# Terrain: Triangles or TriangleStrips?

## Recommended Posts

hi all i'm improving my terrain engine. i know that triangle strips are handled faster on the gpu than triangle lists. but i'cant represent my terrain with only one indexbuffer, if i use triangle strips. for each terrain-row i need a index buffer and have to call this buffer for each row in my programm. with triangle lists i can put all in one vertex/indexbuffer and call this buffer once for the terrain. does anyone has experience which of them could be faster? i couldn't find anything about that in the web. thanks

##### Share on other sites
You can use degenerate triangles that have two vertices with the same index to patch multiple strips together. Be sure to test if you actually get any speed up though. It's probably going to be quite small.

##### Share on other sites
ok, this would be an idea, but i don't like things like degenerated vertices. i'm porting my engine to XNA, so i don't know how XNA handles degenerated vertices.
thx for the approach

##### Share on other sites
Quote:
 Original post by LPVOID_CHi know that triangle strips are handled faster on the gpu than triangle lists.
Wrong. The best transform ratio (physically transformed vertices / triangles count) you can get with tri-strips is asymptotically near 1.00, whereas with tri-lists you could get the ratio down to 0,52.

If its not obvious by now, this means that you can make the card render 1000 tris with only 520 transforms by Vertex Shader.
Compare this to 1008 transforms for tri-strips or 3000 transforms for non-indexed tri-lists.

Of course, you must rearrange the vertices so that they stay in cache as long as possible so you can reuse as much of them as possible.

Then again, its easy to do for terrains, but not so easy to rearrange them for any regular 3D mesh (there are some utils from card vendors, though). However, these days, when you can easily push up to 10M tris per scene, its not really that much needed, unless you _REALLY_ want to push on screen as much vertices as possible. With basic LOD, you can get a really nice and dense terrain with long view distance easily under 1M tris, which is nothing these days.

Youll hurt the performance MUCH more if youll start using more streams for your terrain. Try to aim for less than 3-4, even at the cost of duplicated data.

##### Share on other sites
Quote:
 Original post by joe1024Of course, you must rearrange the vertices so that they stay in cache as long as possible so you can reuse as much of them as possible.

For big terrain patches, you could use a Hilbert curve for this.

##### Share on other sites
Quote:
 Wrong. The best transform ratio (physically transformed vertices / triangles count) you can get with tri-strips is asymptotically near 1.00, whereas with tri-lists you could get the ratio down to 0,52.

well, i always read in books/articles that tri-strips are faster than tri-lists. if this is true, i'll go ahead with tri-lists.
i don't use LOD because the LOD calculation on the CPU is slower than cashing whole terrain patches in the g-ram. my engine is also for FPS, so you can't look very distant like in a flight sim.

Quote:
 For big terrain patches, you could use a Hilbert curve for this.

##### Share on other sites
Quote:
 Original post by joe1024The best transform ratio (physically transformed vertices / triangles count) you can get with tri-strips is asymptotically near 1.00, whereas with tri-lists you could get the ratio down to 0,52.

How did you get this?
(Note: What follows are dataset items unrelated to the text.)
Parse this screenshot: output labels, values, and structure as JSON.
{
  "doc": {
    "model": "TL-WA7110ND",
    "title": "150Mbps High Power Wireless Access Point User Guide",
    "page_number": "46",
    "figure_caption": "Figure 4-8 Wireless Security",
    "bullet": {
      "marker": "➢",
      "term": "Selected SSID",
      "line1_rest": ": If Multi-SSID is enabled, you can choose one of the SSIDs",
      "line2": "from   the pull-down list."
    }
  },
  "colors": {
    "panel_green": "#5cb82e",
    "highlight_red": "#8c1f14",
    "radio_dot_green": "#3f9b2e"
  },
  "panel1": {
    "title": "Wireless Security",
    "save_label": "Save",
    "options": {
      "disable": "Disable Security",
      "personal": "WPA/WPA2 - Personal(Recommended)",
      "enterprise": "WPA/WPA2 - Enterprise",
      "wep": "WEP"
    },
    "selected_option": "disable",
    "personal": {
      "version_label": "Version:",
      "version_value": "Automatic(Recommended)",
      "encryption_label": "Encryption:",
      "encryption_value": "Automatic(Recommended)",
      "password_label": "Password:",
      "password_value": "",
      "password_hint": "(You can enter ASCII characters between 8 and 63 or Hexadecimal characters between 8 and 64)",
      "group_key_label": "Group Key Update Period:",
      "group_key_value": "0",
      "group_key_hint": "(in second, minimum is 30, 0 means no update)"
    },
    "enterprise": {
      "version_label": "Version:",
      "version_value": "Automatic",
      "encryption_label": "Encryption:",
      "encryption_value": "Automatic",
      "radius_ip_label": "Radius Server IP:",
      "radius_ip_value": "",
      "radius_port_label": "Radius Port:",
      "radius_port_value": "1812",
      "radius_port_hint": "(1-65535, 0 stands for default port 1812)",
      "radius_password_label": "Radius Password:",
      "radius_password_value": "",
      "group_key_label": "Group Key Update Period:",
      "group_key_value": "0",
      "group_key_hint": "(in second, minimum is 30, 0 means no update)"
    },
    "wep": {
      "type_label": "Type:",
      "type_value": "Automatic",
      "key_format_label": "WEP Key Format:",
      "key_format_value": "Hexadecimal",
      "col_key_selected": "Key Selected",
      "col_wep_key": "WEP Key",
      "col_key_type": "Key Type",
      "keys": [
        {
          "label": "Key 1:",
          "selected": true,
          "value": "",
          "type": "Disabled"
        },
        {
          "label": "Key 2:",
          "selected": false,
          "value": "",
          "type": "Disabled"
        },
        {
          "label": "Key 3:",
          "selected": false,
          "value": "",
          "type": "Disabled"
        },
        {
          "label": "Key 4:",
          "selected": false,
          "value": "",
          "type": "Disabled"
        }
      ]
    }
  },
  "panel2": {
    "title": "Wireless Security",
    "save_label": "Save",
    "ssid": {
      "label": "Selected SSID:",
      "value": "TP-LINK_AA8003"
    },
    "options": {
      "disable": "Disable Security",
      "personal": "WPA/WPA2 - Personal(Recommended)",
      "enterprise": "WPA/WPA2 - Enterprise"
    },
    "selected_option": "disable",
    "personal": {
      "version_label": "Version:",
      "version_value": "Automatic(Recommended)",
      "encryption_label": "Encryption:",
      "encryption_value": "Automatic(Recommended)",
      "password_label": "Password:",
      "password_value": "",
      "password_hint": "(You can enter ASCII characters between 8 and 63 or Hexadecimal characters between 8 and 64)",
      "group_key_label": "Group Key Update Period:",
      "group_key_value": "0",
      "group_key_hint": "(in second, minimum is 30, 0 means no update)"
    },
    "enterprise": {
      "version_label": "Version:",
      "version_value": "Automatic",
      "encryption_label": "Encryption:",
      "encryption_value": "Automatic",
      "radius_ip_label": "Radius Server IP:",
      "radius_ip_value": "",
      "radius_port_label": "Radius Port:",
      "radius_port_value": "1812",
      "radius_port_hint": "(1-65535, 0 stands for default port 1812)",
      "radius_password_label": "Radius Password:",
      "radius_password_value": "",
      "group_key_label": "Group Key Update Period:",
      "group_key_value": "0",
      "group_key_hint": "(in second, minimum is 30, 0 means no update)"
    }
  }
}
I can understand that if the cache is large enough to hold vertices of one row, it won't make any difference which you use, strips or lists, you get about 0.5 . But if the cache is not that big, I'd really like to know how you can easily arrange a list to get a ratio of 0.52, no matter how big the grid.
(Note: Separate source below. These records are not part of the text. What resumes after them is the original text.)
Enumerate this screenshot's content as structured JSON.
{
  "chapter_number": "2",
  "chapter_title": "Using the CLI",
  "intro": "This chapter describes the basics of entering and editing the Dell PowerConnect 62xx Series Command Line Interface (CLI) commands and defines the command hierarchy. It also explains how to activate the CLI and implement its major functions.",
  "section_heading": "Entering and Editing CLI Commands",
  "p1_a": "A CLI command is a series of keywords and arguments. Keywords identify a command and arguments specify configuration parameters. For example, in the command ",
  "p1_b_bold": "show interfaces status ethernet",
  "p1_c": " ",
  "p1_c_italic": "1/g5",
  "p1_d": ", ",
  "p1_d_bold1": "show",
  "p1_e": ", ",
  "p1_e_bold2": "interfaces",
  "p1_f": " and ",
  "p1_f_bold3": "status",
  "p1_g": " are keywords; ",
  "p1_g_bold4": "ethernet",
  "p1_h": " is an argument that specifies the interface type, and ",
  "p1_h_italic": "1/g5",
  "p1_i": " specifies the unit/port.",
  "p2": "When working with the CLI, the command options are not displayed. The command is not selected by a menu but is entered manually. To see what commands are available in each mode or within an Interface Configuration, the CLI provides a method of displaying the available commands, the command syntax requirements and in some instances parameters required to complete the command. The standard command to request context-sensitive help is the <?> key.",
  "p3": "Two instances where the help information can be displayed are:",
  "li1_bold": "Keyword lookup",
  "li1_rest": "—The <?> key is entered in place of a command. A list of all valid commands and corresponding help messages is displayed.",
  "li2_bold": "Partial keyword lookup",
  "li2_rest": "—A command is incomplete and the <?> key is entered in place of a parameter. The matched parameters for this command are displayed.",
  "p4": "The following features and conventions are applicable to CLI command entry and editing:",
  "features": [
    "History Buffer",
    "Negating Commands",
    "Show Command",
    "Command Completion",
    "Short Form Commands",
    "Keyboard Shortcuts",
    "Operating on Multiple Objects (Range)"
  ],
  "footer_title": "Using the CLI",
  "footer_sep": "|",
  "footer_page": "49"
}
##### Share on other sites
Quote:
 Original post by LPVOID_CHok, this would be an idea, but i don't like things like degenerated vertices. i'm porting my engine to XNA, so i don't know how XNA handles degenerated vertices.thx for the approach

It handles it very well. I've implemented a terrain engine in XNA that supports triangles lists and triangle strips without much problem. By the way I've profiled the engine and I've not found any noticeable difference between the two approaches. But i'm using only two vertex buffers and one index buffer for all the terrain...

##### Share on other sites
Quote:
 well, i always read in books/articles that tri-strips are faster than tri-lists.
Of course. All literature for beginners should say that, beacuse otherwise they would have to start explaining it in more detail which would just utterly confuse/scare off the beginners. You cant realistically expect to learn the advanced tricks from place which introduces you to basic concept of indexing, can you ?
Plus, not everybody knows of that. I too personally have seen many people not aware of this "trick", although they were quite competent otherwise.

Quote:
 i'm porting my engine to XNA, so i don't know how XNA handles degenerated vertices.
What does that have to do with XNA ? Youre confusing API with basic 3D concepts. Check the underlying architecture of Xenos to see similarities.

Quote:
 Original post by SnotBobHow did you get this? I can understand that if the cache is large enough to hold vertices of one row, it won't make any difference which you use, strips or lists, you get about 0.5 . But if the cache is not that big, I'd really like to know how you can easily arrange a list to get a ratio of 0.52, no matter how big the grid.
Personally, Ive reached only the ratio of 0.56 with my own pattern. Only later, Ive read here on gamedev one thread where one guy showed a way how to get the ratio of 0.52. However, I must admit I wasnt bothered to try to implement his approach, because frankly, whether it is 0.52 or 0.56, it doesnt matter at all. Its still ~twice as much as compared to a no cache-friendly-indexing. 5% more or less - I couldnt care less.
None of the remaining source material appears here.